The rule which was passed by a ministry in February 2021, came into force on the 26th of May 2021. According to the rule, an amendment had been made to the Information Technology Act. The amendment was made under rule 4(2) of the Information Technology Rule 2021. According to the amendment, the government has made it mandatory for all instant messaging platforms to detect the first originator of any politically hostile message that might lead to sedition.
Opposing the same, Facebook-owned instant messaging company WhatsApp has filed a petition in the Hon’ble Delhi High Court expressing several concerns related to the new imposition. As a company committed to protecting the privacy of its customers, WhatsApp has mentioned in its petition that the new rule makes it impossible to make end-to-end encryption safe and secured for all the citizens who have been using such platforms daily to communicate. The new rule is violative of sections 69(A) and section 79 of the Information Technology Act which is the parent rule. Therefore, the amendment should be declared ultra-vires.
The right to privacy is a fundamental right that is guaranteed to every citizen by the constitution of India. Referring to the famous case of KS Puttuswamy versus. Union of India, the petitioner mentioned that such a traceability rule is violative of articles 19(a), 19(g), right to freedom of speech and expression, article 21: the right to life and liberty, and sections 69(A) and 79 of the Information Technology Act. Therefore, it is arbitrary and should not be made legally mandatory to be abided by. The petitioner has also pleaded that non-compliance with such a rule should not result in criminal prosecution as the rule is explicitly unconstitutional.
Nobody can know which message might lead to the discussion of a topic that is politically charged or has got bigotry and sedition implied in it. As the users become aware of the traceability rule and that it will last forever, they will not feel free to communicate on such platforms. This will make their lives extremely difficult especially under the current pandemic situation where most of the communication takes place online. Also, the fact that the amendment has not been enacted by the Union Parliament but has only been passed by a ministry should not be avoided.
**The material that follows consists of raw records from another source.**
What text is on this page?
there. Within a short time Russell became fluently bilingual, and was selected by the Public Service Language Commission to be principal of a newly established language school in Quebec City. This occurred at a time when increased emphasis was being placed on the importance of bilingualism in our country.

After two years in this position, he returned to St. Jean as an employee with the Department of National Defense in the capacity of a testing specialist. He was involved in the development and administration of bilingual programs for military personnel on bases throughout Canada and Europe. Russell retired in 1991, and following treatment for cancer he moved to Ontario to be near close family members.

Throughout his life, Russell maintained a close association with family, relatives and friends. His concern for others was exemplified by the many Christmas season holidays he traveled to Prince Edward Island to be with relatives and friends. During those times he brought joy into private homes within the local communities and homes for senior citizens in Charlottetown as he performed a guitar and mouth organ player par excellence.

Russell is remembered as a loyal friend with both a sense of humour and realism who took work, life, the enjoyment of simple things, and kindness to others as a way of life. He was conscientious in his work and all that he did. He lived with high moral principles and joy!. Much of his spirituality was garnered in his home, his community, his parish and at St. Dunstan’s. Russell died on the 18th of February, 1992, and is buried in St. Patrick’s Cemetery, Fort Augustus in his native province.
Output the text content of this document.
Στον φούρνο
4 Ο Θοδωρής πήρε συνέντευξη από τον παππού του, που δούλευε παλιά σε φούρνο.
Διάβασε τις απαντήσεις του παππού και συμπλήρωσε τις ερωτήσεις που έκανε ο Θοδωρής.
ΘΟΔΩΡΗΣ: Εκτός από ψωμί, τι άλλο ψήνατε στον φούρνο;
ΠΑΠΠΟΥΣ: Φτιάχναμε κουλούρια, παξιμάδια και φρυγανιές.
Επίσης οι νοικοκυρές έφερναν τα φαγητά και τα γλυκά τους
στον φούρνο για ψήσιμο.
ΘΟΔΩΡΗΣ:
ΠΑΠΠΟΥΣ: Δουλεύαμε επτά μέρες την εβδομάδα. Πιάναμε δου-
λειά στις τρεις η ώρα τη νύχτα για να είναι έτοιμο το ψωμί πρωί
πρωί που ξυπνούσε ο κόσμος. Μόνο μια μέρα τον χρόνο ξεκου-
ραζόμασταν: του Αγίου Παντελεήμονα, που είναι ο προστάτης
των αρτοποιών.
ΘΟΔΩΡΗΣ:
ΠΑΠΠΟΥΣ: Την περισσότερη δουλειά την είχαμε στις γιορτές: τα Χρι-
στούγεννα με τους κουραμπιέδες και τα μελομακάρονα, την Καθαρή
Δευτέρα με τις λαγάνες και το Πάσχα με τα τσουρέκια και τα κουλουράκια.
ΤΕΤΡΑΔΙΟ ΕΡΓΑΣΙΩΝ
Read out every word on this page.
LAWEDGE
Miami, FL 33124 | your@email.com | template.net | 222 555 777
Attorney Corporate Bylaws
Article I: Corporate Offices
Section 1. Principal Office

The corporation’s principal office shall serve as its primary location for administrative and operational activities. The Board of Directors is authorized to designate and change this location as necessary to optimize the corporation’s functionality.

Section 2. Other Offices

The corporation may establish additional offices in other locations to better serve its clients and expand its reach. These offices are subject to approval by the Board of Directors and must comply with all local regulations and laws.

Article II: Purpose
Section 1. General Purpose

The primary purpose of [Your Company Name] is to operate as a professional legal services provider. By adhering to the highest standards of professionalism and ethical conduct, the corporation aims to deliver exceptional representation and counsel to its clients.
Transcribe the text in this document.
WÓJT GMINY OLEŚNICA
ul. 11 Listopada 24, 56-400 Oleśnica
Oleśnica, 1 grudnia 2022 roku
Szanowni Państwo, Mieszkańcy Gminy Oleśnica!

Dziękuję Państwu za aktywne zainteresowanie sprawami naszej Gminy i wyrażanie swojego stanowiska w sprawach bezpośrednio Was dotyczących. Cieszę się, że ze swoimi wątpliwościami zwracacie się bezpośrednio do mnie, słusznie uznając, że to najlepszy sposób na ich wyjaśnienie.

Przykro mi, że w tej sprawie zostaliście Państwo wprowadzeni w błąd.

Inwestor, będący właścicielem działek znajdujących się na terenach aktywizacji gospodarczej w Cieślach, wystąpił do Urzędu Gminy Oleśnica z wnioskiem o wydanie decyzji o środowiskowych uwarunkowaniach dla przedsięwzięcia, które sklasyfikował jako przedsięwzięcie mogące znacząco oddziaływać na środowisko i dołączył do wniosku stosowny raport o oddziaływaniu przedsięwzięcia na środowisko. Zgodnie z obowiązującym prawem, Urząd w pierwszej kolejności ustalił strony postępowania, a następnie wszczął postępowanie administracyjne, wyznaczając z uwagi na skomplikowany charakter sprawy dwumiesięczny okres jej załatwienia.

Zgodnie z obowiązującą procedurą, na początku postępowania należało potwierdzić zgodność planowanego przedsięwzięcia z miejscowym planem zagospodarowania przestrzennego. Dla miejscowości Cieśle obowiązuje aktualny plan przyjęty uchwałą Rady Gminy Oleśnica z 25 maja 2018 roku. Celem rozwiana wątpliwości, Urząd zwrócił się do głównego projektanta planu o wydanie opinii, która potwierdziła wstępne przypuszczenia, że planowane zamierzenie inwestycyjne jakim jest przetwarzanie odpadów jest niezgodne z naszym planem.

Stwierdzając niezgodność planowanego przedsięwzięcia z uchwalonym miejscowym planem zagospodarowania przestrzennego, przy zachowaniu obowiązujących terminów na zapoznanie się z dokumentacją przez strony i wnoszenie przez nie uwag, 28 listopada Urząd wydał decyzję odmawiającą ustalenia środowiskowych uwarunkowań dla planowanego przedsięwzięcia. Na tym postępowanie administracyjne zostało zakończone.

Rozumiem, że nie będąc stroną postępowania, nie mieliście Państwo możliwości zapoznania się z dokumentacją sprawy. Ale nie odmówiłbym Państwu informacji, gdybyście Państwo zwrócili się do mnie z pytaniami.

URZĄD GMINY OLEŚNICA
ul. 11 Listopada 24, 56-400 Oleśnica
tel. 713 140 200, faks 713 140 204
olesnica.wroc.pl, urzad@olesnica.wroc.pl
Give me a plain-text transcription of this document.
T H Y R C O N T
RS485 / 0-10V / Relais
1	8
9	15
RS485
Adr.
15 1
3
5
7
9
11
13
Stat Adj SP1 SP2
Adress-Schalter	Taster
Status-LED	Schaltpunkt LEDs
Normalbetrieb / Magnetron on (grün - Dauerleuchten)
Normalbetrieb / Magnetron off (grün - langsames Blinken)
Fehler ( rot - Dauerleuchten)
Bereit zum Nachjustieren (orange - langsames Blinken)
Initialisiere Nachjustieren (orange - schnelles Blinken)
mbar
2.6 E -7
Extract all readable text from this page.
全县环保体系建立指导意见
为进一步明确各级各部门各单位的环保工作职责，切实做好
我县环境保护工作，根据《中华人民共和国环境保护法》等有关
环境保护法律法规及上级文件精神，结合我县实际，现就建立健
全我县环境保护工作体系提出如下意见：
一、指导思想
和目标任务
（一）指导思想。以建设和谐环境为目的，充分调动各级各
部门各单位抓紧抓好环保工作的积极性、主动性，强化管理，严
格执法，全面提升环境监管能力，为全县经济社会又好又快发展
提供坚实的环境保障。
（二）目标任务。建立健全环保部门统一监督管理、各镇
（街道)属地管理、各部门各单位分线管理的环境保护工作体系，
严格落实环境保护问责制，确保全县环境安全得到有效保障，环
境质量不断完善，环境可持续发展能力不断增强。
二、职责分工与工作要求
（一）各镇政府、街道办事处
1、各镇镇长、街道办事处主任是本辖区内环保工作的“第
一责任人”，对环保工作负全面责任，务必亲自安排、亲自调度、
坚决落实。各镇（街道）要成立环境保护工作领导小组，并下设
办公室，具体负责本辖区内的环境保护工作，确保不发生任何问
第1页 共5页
This new rule might make it difficult for a huge section of people to function in not only their personal but also their professional lives. Attorneys and legal practitioners might find it difficult to share confidential information with their clients. Journalists, activists, and politicians might be at risk as their right to freedom of speech and expression will get violated by such arbitrary supervision. The Hon’ble Supreme Court had earlier guaranteed communicational, associational, and informational privacy to all the citizens of the country. The legislature cannot be superseding such a precedent set by the Hon’ble apex court of a country that is the final interpreter of the law of the land. Any provision which makes it difficult for activists to freely discuss their concerns related to the administration of the government and criticize the same can be termed as totalitarian and fascist.
Therefore, the petitioner has requested the court to issue a writ of Mandamus or a direction that makes non-compliance with the new rule, decriminalized.